What Your LinkedIn Photo Says About You
You may think you did a flawless job zooming and cropping, but it's still obvious that you're standing in a bar with your friends (and you've probably had a few cocktails). Is that the first impression you want to make on your clients, colleagues, or future boss?
There are universal keys to pulling off a professional, competent looking photograph, says Ann Pierce, co-founder and CEO of PhotoFeeler, a site that allows you to upload headshots and receive feedback on your likeability, influence, and capability.

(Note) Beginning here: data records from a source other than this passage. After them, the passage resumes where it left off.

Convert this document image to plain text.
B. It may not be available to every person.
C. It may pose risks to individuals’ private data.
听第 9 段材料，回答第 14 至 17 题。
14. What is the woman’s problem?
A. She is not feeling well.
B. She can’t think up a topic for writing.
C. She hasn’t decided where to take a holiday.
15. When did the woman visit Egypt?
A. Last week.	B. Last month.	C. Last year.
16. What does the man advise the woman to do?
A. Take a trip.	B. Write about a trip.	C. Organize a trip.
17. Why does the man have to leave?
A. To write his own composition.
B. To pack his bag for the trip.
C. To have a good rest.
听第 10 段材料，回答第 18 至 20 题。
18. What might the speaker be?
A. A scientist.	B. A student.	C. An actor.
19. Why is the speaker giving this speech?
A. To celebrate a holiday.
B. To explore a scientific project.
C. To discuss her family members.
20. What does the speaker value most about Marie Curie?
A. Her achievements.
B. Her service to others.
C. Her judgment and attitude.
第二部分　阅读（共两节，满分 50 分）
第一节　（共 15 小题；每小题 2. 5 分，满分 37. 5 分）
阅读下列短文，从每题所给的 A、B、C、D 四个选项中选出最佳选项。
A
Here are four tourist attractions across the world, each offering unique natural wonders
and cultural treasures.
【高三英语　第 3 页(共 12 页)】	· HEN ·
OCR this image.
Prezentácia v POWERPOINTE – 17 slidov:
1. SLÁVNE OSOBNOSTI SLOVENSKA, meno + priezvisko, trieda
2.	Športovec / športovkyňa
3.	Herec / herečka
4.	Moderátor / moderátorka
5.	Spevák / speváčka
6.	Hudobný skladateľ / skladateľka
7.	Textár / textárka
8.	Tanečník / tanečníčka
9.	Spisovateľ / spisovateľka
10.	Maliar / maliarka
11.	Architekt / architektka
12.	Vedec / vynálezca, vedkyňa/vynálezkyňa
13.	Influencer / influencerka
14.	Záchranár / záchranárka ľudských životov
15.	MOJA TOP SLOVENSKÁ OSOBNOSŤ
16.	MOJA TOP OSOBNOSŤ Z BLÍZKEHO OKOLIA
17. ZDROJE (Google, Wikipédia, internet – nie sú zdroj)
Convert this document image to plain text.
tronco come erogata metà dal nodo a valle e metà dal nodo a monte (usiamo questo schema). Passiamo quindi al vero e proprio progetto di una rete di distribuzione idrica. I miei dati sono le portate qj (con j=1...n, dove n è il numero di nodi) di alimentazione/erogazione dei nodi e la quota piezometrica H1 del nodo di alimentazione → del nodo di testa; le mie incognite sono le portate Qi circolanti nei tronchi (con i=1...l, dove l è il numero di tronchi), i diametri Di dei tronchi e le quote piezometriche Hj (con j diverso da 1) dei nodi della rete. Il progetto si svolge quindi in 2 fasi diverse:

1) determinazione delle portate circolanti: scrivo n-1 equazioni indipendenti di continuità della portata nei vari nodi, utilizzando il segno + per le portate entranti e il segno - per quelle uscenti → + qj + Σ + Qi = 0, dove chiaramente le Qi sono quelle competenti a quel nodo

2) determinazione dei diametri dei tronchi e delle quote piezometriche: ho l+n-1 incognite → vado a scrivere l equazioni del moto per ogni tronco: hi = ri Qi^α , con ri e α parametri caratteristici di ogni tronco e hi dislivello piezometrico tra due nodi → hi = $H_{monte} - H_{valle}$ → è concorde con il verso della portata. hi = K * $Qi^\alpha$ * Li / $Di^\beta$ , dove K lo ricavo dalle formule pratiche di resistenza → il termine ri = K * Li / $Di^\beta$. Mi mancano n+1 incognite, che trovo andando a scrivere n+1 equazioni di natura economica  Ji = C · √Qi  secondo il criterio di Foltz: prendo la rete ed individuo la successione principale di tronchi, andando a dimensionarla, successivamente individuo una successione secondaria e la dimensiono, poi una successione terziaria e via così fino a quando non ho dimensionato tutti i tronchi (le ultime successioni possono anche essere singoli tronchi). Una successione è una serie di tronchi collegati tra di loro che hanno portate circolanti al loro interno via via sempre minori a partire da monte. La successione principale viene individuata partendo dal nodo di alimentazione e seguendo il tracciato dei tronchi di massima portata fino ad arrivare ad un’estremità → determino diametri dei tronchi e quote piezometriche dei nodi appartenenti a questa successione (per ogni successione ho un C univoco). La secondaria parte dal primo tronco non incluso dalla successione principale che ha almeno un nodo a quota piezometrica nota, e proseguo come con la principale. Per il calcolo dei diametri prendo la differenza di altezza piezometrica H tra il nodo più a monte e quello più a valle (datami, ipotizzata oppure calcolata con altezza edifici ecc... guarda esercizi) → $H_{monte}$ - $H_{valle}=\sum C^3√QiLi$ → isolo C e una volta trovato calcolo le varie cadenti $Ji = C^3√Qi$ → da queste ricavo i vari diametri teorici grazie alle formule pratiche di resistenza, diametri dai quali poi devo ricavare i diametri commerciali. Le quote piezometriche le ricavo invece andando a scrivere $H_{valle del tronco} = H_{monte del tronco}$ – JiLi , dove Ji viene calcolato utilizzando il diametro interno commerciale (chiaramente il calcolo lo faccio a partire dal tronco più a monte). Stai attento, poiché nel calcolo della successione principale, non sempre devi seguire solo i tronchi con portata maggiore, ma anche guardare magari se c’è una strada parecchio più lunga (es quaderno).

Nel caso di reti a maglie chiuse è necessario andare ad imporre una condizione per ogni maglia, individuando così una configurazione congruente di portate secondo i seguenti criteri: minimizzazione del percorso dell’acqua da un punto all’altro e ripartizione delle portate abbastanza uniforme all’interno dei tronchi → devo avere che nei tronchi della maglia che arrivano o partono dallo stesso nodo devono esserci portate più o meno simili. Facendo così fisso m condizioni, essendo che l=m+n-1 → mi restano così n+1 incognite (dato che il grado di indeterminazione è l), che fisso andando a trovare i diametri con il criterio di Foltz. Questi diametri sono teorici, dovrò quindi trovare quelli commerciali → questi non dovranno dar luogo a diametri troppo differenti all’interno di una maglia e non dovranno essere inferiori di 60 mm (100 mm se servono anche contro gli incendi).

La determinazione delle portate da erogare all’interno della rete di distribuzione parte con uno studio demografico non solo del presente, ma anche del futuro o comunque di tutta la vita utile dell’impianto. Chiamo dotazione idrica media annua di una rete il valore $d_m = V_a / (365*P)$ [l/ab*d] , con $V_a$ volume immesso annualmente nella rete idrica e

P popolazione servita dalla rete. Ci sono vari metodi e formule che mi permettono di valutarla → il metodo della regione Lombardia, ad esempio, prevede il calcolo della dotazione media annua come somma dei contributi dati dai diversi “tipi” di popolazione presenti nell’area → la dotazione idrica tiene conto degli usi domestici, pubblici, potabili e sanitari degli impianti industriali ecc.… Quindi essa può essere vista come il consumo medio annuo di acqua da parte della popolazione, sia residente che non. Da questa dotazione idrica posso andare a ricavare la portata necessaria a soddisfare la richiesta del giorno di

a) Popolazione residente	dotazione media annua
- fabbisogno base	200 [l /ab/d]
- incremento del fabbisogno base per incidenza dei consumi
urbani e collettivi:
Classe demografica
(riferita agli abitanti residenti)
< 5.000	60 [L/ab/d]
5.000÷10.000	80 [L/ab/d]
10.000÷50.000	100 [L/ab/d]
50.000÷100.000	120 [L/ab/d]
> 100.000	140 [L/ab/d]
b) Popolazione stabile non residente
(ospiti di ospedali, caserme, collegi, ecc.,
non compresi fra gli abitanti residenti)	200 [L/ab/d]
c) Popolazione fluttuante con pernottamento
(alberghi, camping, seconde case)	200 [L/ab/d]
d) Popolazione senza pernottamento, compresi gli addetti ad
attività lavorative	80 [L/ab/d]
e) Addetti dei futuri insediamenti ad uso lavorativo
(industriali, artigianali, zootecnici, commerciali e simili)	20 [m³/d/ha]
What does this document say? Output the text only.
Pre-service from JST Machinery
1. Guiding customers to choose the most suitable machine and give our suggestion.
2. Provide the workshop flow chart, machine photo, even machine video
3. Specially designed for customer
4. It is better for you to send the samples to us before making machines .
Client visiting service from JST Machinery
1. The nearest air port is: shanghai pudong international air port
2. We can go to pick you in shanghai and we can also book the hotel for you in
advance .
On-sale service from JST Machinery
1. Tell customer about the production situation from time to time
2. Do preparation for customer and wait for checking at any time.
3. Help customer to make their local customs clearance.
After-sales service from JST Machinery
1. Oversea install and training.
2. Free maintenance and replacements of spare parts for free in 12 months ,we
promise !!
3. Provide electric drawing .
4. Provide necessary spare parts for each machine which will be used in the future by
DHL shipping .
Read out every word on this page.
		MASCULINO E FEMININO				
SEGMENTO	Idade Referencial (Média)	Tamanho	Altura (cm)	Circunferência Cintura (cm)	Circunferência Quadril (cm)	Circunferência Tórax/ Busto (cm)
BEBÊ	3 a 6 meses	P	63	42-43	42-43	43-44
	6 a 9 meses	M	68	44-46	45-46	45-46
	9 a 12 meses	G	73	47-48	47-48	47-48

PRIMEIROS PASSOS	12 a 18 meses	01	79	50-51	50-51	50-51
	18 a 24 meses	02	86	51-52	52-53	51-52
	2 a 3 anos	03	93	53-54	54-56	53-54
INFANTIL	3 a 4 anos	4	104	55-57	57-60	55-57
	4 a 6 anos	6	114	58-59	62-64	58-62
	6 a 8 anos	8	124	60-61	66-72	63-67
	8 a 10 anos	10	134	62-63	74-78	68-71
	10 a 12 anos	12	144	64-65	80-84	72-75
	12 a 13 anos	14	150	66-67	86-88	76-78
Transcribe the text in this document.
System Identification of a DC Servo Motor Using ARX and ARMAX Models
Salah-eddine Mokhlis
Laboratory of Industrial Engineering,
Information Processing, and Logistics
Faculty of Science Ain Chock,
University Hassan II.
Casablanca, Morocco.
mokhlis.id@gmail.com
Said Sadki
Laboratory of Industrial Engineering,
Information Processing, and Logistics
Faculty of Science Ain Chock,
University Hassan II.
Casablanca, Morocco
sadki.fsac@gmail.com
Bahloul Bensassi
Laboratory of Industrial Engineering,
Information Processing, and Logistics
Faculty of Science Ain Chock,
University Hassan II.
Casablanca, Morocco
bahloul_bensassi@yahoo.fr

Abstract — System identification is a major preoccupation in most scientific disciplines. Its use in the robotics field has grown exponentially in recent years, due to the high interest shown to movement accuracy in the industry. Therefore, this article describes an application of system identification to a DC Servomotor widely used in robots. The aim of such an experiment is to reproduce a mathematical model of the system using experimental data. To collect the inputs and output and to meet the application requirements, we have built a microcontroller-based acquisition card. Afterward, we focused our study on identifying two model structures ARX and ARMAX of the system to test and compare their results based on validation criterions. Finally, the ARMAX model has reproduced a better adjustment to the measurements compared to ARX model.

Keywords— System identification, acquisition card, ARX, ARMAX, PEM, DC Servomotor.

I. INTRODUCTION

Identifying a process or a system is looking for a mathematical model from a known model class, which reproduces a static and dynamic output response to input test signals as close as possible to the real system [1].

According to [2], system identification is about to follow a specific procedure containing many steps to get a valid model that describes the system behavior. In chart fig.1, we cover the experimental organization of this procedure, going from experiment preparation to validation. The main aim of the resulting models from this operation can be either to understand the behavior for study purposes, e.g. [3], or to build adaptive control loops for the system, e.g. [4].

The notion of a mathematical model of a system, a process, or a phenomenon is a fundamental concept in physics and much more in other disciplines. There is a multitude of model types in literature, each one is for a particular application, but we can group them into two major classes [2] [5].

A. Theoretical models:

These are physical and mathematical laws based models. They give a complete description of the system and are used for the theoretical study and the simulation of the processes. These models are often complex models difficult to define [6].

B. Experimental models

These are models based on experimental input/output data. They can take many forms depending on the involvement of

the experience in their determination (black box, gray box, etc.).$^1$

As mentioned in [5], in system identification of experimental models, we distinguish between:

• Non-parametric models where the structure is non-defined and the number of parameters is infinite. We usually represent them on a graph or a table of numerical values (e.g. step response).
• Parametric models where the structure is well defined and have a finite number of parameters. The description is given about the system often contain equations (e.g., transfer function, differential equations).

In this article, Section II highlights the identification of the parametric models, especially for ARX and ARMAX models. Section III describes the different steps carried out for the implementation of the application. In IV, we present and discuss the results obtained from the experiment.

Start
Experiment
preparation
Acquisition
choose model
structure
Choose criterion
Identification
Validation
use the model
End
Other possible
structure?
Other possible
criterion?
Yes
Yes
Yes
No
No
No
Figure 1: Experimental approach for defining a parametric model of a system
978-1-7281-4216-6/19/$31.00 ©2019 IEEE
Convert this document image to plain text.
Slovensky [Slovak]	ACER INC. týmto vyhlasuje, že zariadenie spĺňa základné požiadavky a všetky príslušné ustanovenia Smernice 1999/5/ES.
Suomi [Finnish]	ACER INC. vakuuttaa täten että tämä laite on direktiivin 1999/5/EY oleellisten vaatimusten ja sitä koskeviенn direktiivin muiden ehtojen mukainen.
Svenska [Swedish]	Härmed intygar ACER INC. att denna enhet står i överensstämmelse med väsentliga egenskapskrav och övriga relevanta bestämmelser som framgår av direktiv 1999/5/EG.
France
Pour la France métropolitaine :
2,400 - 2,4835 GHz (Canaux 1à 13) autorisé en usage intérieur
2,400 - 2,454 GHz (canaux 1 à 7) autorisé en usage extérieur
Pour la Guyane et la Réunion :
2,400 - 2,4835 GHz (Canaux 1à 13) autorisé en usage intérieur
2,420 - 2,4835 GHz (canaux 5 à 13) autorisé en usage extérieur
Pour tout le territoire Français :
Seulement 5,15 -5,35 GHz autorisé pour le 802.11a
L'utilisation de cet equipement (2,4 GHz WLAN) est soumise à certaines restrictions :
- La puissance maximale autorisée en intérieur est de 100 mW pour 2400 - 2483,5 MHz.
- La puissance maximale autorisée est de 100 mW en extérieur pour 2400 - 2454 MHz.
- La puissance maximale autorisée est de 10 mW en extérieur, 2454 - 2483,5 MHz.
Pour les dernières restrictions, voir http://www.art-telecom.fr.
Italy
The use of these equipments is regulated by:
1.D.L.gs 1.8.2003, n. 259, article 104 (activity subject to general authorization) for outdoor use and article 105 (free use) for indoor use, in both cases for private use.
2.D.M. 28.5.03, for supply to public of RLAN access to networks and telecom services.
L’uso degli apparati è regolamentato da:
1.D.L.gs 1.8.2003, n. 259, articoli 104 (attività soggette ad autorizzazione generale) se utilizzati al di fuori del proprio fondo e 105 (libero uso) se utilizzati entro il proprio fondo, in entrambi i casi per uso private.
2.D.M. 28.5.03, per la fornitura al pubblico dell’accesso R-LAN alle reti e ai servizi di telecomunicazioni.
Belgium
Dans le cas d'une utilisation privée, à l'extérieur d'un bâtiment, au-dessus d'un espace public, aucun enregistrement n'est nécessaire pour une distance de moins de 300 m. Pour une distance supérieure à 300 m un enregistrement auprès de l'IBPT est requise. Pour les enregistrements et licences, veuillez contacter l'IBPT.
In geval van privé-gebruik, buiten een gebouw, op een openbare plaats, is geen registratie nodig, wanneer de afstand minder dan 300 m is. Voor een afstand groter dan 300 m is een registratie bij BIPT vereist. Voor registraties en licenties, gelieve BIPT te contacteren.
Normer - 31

Based on a study of roughly 60,000 photo ratings, Pierce has distilled the elements of the ideal LinkedIn photo. She and Nicole Williams, LinkedIn's in-house career expert, share their five best tips. [Tweet these tips!]
1. Make your background work. You're better off contextualizing your photo background with something related to your business, Williams advises. If you're a chef, take your shot in a kitchen. If you're a sales executive, head for the boardroom. "Look at LinkedIn profile photos of successful, influential people in your industry," Williams suggests. "That'll give you a good idea of what you should be going for."
2. Enlarge your pupils. It sounds weird, but Pierce says, "Our pupils naturally widen in regularly lit settings when we're happy or with someone we like." A camera flash or artificial photo lighting tends to shrink your pupils, which will make your smile or enthusiasm seem put on, she adds. She recommends using a program like Adobe Photoshop or PicMonkey to touch up your pupils. (Just don't overdo it, or you'll look like a cartoon character.)
3. Dress the part. This is by far the most effective way to look competent and influential, Pierce stresses. "A simple black or gray blazer can do wonders," she says. "Even a button-down blouse with some bright accessories will get you most of the way." But again, consider your industry, Williams advises. If you're an anthropologist or a personal trainer, you'll want your attire to reflect what you do, she adds.
4. Tweak the contrast. "Adding a bit of contrast generally makes photos look more professional," says Pierce.
5. Opt for color. Unlike black-and-white photos, color communicates life and vitality, Williams explains. "Black and white can feel dated," she says. "It can also age you, so it's especially bad if you're an older employee."